Below is the full text of the Cambridge Health Alliance petition:
WHEREAS, nurses and our frontline co-workers throughout the CHA system are rising to the challenges of the COVID-19 emergency with dedication, compassion, flexibility, teamwork, and courageous commitment to the goals of our community health organization and the needs of our patients;
WHEREAS, we have worked and continue to work under conditions of tremendous challenge and adversity: severe staffing shortages in the context of heightened patient acuity, core equipment shortages, turbulent changes in policy and practice, new situations requiring our interventions as patient safety advocates, and evolving community needs requiring rapid adaptation to alternate practice areas;
WHEREAS, we continue to risk exposure to COVID-19 on every single shift while providing the care that is needed, countless informally documented exposures have already occurred even under faithful adherence to evolving PPE policy and the mask re-use program, internal testing and contact tracing interventions remain insufficient, and we lack affordable access to alternate housing and childcare for protection of our loved ones;
WHEREAS, more of our co-workers are testing positive for COVID-19 with each passing day, and their illnesses remain unrecognized and unacknowledged as workplace-acquired infections;
WHEREAS, we are supplying countless hours of voluntary overtime on days, nights and weekends while enduring physical danger, while bearing first-hand witness to the devastating respiratory failure and terrible suffering caused by COVID-19, and while risking adverse effects from new forms of chemical exposure;
WHEREAS, all healthcare workers in New York State are now entitled via executive order to receive one new and unused N95 respirator per shift worked, licensed healthcare workers within Massachusetts state facilities are receiving deserved hazard pay equivalent to $10 per hour, unlicensed healthcare workers in Massachusetts state facilities are receiving deserved hazard pay equivalent to $5.00 per hour, and CHA nurses with pensions remain subject to consequences of misclassification;
The nurses of the Massachusetts Nurses Association of Cambridge Health Alliance and our supporters hereby call upon CHA to provide all on-site essential workers with one new, unused, and properly fitting N95 respirator per shift worked. If testing is not made available at a CHA facility, there should be remote healthcare worker-only testing sites available that quickly and without hurdles test and report back results. All healthcare workers who have tested positive for COVID-19 since the beginning of this crisis must be presumed to have acquired the virus at work.

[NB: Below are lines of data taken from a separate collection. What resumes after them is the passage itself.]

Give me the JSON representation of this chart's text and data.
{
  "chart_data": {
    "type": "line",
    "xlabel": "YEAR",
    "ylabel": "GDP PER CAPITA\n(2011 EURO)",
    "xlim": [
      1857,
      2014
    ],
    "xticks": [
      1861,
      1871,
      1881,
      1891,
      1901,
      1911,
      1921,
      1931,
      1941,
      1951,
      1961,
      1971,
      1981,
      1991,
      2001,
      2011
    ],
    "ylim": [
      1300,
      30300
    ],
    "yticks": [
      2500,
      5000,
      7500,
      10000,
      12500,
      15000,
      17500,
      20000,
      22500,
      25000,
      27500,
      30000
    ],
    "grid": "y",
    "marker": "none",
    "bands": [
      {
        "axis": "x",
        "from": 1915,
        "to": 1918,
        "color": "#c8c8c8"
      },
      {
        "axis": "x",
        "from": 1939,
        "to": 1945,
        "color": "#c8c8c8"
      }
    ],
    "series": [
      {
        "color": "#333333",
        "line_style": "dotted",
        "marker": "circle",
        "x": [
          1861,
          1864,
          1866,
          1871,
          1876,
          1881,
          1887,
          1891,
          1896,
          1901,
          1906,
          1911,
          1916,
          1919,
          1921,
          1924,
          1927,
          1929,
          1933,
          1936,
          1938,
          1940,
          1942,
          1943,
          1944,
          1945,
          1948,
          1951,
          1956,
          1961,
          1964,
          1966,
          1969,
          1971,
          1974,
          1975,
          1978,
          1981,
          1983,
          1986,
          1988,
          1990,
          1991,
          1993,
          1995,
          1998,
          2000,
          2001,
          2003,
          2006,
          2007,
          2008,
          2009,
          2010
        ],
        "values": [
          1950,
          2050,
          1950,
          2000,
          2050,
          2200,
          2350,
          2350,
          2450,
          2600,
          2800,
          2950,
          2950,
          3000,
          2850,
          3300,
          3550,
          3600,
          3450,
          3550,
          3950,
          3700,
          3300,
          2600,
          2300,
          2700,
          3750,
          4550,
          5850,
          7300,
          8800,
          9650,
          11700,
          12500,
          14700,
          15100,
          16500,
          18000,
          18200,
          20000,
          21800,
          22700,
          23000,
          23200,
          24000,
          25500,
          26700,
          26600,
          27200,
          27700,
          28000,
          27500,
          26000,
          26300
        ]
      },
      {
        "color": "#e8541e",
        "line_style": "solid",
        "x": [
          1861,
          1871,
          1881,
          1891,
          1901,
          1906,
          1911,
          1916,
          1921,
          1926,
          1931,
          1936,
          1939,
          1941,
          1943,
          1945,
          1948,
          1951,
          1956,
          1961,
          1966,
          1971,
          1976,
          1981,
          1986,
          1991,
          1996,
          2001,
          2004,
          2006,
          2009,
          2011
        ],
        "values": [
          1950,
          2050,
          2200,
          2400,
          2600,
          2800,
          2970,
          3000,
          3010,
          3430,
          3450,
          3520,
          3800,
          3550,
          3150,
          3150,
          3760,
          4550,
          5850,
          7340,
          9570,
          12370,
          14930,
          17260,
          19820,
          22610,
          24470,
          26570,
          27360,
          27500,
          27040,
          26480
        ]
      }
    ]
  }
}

Additionally, we hereby call upon CHA to provide all on-site essential workers with current and retroactive hourly hazard pay equivalent to compensation extended to state healthcare workers. The hazard pay period shall extend from March 10th, the initial date of the Massachusetts state of emergency, shall last at least until the state of emergency ends, and shall expire no sooner than June 15th.
Founded in 1903, the Massachusetts Nurses Association is the largest union of registered nurses in the Commonwealth of Massachusetts. Its 23,000 members advance the nursing profession by fostering high standards of nursing practice, promoting the economic and general welfare of nurses in the workplace, projecting a positive and realistic view of nursing, and by lobbying the Legislature and regulatory agencies on health care issues affecting nurses and the public.